Hati Melia menegang. "Kak Yohan, mau ke mana?"

"Aku akan pergi ke Universitas Jigara." Yohan menyentuh kepala Melia. "Kondisi ayahmu sudah membaik, kamu bisa kuliah. Untuk biaya kuliahnya, aku bisa meminjamkannya dulu kepadamu dan kamu bisa mencicilnya saat kamu punya uang nanti."

Dia tidak mengatakan untuk memberi gadis itu uang.

Gadis ini terlihat lemah, tetapi dia tetap memiliki harga diri yang tinggi.

Melia sedikit menggigit bibirnya. "Mengapa kamu sangat baik padaku?"

Yohan berkata sambil bercanda, "Karena aku ingin menipumu dan menjadikanmu istriku."

Wajah Melia memerah lagi dan dia berkata dengan pelan, "Oke."

"Apa?" Suara Melia terlalu pelan dan Yohan tidak mendengarnya dengan jelas.

"Nggak, nggak ada ..." Melia berkata sambil menggelengkan kepalanya berulang kali.

"Oke, kalau begitu sudah beres, berikan aku nomor teleponmu."

Melia dengan cepat memberikan nomor teleponnya kepada Yohan.

Setelah itu, Yohan pun pergi.

Melia menatap punggung Yohan dengan sangat enggan.

Yohan pergi ke halte bus dan mencari rute menuju ke Universitas Jigara.

Sepertinya hari ini ada banyak mobil di jalan dan pasti ada kemacetan.

Yohan membelakangi jalan dan melihat rute bus.

Citt ...!

Sebuah mobil sport mewah melaju dan mengerem mendadak, mengeluarkan suara yang tidak menyenangkan saat bannya bergesekan dengan aspal jalan.

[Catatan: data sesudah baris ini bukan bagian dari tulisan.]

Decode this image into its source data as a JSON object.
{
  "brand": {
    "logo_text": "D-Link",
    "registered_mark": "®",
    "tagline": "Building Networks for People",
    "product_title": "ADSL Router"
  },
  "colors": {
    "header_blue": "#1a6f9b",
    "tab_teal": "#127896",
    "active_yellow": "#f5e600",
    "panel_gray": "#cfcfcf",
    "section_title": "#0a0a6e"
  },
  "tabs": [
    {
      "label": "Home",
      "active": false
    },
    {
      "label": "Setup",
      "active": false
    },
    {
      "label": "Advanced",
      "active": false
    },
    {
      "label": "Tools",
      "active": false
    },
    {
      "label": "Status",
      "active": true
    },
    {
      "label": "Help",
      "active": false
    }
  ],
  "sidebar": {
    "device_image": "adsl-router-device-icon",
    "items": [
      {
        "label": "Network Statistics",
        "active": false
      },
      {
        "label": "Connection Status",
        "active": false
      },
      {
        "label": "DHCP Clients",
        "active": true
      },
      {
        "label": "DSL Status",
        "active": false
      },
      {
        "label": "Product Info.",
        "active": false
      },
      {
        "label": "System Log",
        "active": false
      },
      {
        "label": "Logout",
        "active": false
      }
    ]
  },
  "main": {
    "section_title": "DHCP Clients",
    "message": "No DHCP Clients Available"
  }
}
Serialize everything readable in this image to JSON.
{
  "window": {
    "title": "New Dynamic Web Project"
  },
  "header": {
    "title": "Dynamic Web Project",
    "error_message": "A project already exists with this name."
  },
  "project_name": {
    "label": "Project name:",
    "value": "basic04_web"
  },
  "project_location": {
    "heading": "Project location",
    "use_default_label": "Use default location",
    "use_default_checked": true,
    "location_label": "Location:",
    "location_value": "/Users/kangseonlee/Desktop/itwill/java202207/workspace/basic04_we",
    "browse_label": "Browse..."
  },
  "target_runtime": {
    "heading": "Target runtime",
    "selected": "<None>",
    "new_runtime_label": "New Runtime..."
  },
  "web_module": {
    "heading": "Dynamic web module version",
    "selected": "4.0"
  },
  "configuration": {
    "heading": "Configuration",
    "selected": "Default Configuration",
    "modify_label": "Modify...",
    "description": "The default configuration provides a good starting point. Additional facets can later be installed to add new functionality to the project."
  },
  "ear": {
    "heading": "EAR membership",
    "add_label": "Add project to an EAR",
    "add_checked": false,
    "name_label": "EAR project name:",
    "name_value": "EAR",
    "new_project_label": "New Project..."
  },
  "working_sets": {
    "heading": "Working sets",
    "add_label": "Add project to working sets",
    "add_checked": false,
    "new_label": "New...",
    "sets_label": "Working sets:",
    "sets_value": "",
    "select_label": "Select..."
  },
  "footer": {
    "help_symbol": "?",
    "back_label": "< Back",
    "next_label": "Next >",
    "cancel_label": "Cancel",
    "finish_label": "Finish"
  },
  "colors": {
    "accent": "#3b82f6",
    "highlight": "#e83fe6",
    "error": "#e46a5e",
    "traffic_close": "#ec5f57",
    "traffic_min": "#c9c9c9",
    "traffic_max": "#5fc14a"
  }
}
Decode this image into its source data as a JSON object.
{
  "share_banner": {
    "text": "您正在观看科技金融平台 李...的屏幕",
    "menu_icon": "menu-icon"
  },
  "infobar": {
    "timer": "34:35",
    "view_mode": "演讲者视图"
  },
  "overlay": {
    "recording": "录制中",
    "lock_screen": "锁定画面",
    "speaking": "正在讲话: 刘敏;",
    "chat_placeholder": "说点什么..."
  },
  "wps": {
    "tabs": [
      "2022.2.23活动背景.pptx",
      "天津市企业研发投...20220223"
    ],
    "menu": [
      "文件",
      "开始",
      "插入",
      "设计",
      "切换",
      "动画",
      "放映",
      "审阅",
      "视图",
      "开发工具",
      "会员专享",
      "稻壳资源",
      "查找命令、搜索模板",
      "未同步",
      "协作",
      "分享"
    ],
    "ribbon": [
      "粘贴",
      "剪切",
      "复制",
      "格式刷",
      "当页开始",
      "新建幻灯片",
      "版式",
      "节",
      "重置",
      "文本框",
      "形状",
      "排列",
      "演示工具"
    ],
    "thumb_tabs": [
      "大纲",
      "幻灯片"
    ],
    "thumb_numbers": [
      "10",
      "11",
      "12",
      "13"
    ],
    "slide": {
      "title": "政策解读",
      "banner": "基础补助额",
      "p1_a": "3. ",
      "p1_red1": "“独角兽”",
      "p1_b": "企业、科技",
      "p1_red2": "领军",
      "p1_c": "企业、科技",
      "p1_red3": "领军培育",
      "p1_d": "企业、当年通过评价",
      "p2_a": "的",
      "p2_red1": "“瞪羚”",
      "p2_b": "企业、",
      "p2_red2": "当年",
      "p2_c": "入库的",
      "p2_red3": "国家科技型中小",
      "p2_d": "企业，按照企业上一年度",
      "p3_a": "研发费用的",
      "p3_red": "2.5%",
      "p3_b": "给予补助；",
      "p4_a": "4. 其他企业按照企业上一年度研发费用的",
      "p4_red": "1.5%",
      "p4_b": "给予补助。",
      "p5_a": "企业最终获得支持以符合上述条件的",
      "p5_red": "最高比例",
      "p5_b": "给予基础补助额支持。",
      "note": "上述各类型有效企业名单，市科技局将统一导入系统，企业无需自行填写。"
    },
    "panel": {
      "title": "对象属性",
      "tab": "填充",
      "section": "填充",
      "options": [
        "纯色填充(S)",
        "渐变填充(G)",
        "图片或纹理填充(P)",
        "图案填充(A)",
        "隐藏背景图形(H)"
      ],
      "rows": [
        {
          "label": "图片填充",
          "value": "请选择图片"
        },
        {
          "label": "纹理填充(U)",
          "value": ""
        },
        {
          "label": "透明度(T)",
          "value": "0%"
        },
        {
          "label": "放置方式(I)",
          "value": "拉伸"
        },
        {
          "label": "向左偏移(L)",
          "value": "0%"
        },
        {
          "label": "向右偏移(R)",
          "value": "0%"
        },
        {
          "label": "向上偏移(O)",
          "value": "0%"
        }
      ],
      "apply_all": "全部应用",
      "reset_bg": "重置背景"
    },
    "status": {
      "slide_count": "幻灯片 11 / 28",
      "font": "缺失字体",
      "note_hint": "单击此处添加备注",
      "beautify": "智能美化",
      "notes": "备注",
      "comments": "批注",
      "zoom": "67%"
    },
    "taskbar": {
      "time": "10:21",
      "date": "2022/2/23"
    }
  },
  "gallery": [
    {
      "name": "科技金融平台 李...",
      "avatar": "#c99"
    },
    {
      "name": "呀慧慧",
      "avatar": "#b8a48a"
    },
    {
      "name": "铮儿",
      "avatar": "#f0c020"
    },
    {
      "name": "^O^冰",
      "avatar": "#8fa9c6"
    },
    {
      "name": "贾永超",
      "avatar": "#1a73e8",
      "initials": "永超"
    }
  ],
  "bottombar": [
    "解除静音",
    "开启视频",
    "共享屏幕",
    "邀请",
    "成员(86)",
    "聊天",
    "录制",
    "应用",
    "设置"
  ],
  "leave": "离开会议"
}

Jendela mobil diturunkan dan seorang pria sedang merokok sambil berkata, "Hari ini ramai sekali. Mereka semua pasti sedang merayakan ulang tahun kakekku."

Yohan yang sedang melihat rute sedikit mengerutkan keningnya.

Dia menyadari bahwa pemilik suara ini tidak lain adalah suara Zidan.

Dari dalam mobil, terdengar sebuah suara menawan. "Hadiah apa yang akan kamu siapkan untuk kakekmu kali ini?"

Zidan tertawa dan berkata, "Aku kasih tahu kamu, kemarin ada orang bodoh yang menjual 5% sahamnya kepada ayahku. Nilainya sekitar 400 miliar, tapi setelah mentransfer uangnya, ayahku menelepon bank untuk membatalkannya. Jadi, kemarin aku mendapat 400 miliar secara cuma-cuma. Kita ke toko barang antik dulu, kali ini aku akan membelikan barang antik seharga puluhan miliar untuk kakekku supaya dia senang!"

Yohan berbalik dengan wajah muram dan mobil sport itu sudah menderu-deru.

Ekspresi wajah Yohan menjadi dingin saat melihat mobil sport itu menghilang dari pandangannya.

"Bagus, bahkan kalian berani bersekongkol untuk melawanku. Kalian benar-benar cari mati!"

Dia mengeluarkan ponsel jadulnya dan menelepon Susilo.

Dia perlu tahu di mana kakeknya Zidan merayakan ulang tahunnya.

Setelah menanyakan alamatnya, dia masuk ke supermarket untuk membeli jam, setelah membungkusnya dia menuju ke pusat kota.

Di sisi lain, Susilo meletakkan ponselnya dan berkata sambil berpikir, "Dokter Yohan ingin mengucapkan selamat kepada Wiyono di hari ulang tahunnya? Kalau begitu aku juga harus pergi ke sana!"